Zur Stärkung der Patientenrechte schlagen BDP und VPP folgende weitere Änderungen vor:

  1. Damit nicht der Eindruck entsteht, es ginge vornehmlich um möglichst umfangreiche Datenspenden für Wissenschaft und Gesundheitswirtschaft, sollten Versicherte zur Entscheidung ermächtigt werden: Diese sind in Bezug auf die ePA vollständig und transparent zu informieren über Vorteile (z.B. Erleichterung des Informationsflusses durch zentrale Speicherung, Nutzbarmachung für Gesundheitsforschung) und über
    Sicherheitsrisiken (z.B. Restrisiko für illegale Datenabgriffe; Datenberge und -müll statt Datensparsamkeit).
  2. Die elektronische Patientenakte sollte erst eingeführt werden, wenn die im Entwurf bereits vorgesehenen Rechte zur feingranularen Differenzierung möglich sind.
  3. Sinnvoll wäre nicht nur eine feingranulare, sondern sogar eine „feinstgranulare“ Differenzierung: Auch die Schwärzung einzelner Passagen in einem Dokument bzw. Löschung/Sperrung einzelner Daten in einem einzelnen Datensatz sollte möglich sein.
  4. Die in die ePA eingefügten Daten sollten automatisch nach vorgegeben Fristablauf von z.B. drei oder fünf Jahren eine Sperrung erhalten, um wenig sinnvolle Datenberge zu verhindern (eine Entsperrung einzelner Daten bleibt möglich – aber nur bei expliziter aktueller Entscheidung der Betroffenen).
  5. Noch besser wäre ein Modus Operandi, der strukturiert und ohne Zutun der Betroffenen den aktuell sinnvollen und erforderlichen und nicht den historisch vollständigen Datenbestand im Fokus hat. Etwa durch Löschungen, wenn neue Befunde ersetzend sind.
  6. Das Diskriminierungsverbot in § 335 sollte explizit auch auf den Fall bezogen werden, wenn Versicherte keine ePA verlangen.
  7. Die ePA soll nur auf Verlangen der Versicherten von den Krankenkassen angeboten werden. Hier sind Missachtungen (z.B. Aufforderungen/Beeinflussungen) zu befürchten. Es sollte eine Sanktion vorgesehen werden, falls Krankenkassen hier ihren gesetzlich vorgeschriebenen Weg verlassen.
  8. Die Bundespsychotherapeutenkammer (BPtK) soll in den Gesellschafterkreis der gematik aufgenommen werden. Im vorliegenden Entwurf ist die BPtK noch nicht einmal im Beirat der gematik vorgesehen (§ 350 Abs.2). Die Expertise der berufsständigen Vertretung heilkundlicher Psychotherapie ist z.B. gerade bei den
    zukünftigen Schnittstellendefinitionen ePA und Praxisverwaltungssystem (PVSSysteme) wichtig.
  9. Leistungserbringende werden weiterhin zur Erfüllung der Dokumentationspflicht ihre PVS-Akten führen. Die Befüllung der ePA ist ein Zusatzaufwand, für den in jedem Einzelfall der Befüllung oder sonstiger Maßnahmen (z.B. Löschungen im Auftrag der Betroffenen) im EBM ein Honorar vorgesehen werden muss. Nur so kann auch eine lebendige Kultur des Datenschutzes gefördert werden.
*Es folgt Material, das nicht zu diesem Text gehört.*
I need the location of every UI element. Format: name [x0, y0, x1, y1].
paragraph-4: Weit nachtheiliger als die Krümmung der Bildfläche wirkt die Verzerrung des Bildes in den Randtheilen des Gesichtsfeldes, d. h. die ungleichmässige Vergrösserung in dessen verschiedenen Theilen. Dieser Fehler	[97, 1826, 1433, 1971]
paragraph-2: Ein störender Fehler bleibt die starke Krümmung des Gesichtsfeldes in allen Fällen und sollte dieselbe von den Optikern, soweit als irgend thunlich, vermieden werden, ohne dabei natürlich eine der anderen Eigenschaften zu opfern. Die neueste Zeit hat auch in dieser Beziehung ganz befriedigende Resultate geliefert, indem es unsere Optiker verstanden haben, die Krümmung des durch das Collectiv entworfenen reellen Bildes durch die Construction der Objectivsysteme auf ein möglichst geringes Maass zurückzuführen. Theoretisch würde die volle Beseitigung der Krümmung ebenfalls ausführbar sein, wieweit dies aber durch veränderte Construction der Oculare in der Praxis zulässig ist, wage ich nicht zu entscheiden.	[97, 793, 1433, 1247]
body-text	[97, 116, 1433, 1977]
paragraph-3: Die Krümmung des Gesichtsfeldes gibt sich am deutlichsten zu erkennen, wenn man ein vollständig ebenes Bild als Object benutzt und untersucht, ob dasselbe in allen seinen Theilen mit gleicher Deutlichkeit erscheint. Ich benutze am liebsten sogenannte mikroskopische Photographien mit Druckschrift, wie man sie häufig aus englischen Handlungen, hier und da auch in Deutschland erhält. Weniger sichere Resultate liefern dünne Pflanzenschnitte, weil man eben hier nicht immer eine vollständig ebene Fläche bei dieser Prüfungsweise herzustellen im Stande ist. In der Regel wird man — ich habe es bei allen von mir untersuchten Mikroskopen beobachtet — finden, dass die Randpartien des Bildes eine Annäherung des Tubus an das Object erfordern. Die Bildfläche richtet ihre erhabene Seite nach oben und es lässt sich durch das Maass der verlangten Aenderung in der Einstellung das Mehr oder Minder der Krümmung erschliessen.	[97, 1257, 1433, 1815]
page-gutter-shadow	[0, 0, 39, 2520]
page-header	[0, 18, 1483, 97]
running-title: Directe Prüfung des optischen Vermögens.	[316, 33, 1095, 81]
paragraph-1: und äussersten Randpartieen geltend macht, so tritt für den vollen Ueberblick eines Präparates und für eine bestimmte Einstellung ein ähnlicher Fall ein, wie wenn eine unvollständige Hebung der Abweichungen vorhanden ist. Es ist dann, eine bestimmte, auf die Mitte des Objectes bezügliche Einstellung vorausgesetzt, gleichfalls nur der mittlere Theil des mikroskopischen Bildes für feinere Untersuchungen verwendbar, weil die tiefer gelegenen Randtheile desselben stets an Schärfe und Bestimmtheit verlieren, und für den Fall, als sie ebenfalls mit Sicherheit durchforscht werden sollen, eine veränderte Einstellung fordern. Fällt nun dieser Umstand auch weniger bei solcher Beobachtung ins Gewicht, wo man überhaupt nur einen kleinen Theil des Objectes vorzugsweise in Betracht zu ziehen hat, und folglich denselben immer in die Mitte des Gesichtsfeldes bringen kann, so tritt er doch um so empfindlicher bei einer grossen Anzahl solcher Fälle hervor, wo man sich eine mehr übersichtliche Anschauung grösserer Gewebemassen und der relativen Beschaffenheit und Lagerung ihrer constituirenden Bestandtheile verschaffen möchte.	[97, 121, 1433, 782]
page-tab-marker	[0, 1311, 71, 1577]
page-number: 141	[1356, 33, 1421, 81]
  10. Die Verantwortung der Leistungserbringenden in § 307 muss differenziert werden. Sie werden durch die gesetzlichen Vorgaben verpflichtet, die Telematikinfrastruktur und die ePA zu nutzen und damit auch deren Datenschutzrisiken hinzunehmen. Die Verantwortung für personenbezogenen Datenschutz muss angemessen differenziert werden. Im Rahmen der TI sowie der ePA ist von den Leistungserbringenden lediglich die Sorgfalt der Anwendung dieser Systeme einzufordern.
  11. Es fehlt eine kritische Auseinandersetzung mit dem Problem, dass bei größeren Datenbeständen für die Wissenschaft eine Anonymisierung fast unmöglich wird, wenn man an einen KI-gesteuerten Abgleich mit im Umlauf befindlichen sonstigen Personenprofilen denkt. Auch ist nicht garantiert, dass die Beforschung dieser Daten in einem – der TI vergleichbaren – System mit technisch hohem Datenschutzstandard erfolgt. Das ist zwar ein generelles Datenschutzproblem, aber es spitzt sich bei den besonders sensiblen Gesundheitsdaten und erst recht bei Psychotherapiedaten zu und erzeugt potentiell Regelungsbedarf.
  12. Der gesetzlich vorgesehenen Schlichtungsstelle muss eine neutrale Aufsichtsbehörde zugeordnet werden. Im Entwurf steht diese unter der Aufsicht des BMG. Dieses ist aber gleichzeitig der Mehrheitsgesellschafter der gematik, die beaufsichtigt werden soll.
  13. Auch betriebsärztliche Dienste sollen an die TI angeschlossen werden und die ePA nutzen können. Wir erachten dies als datenschutzrechtlich besonders kritisches „Nadelöhr“. Hierzu sollten gesonderte Aufklärungen für die Versicherten erfolgen.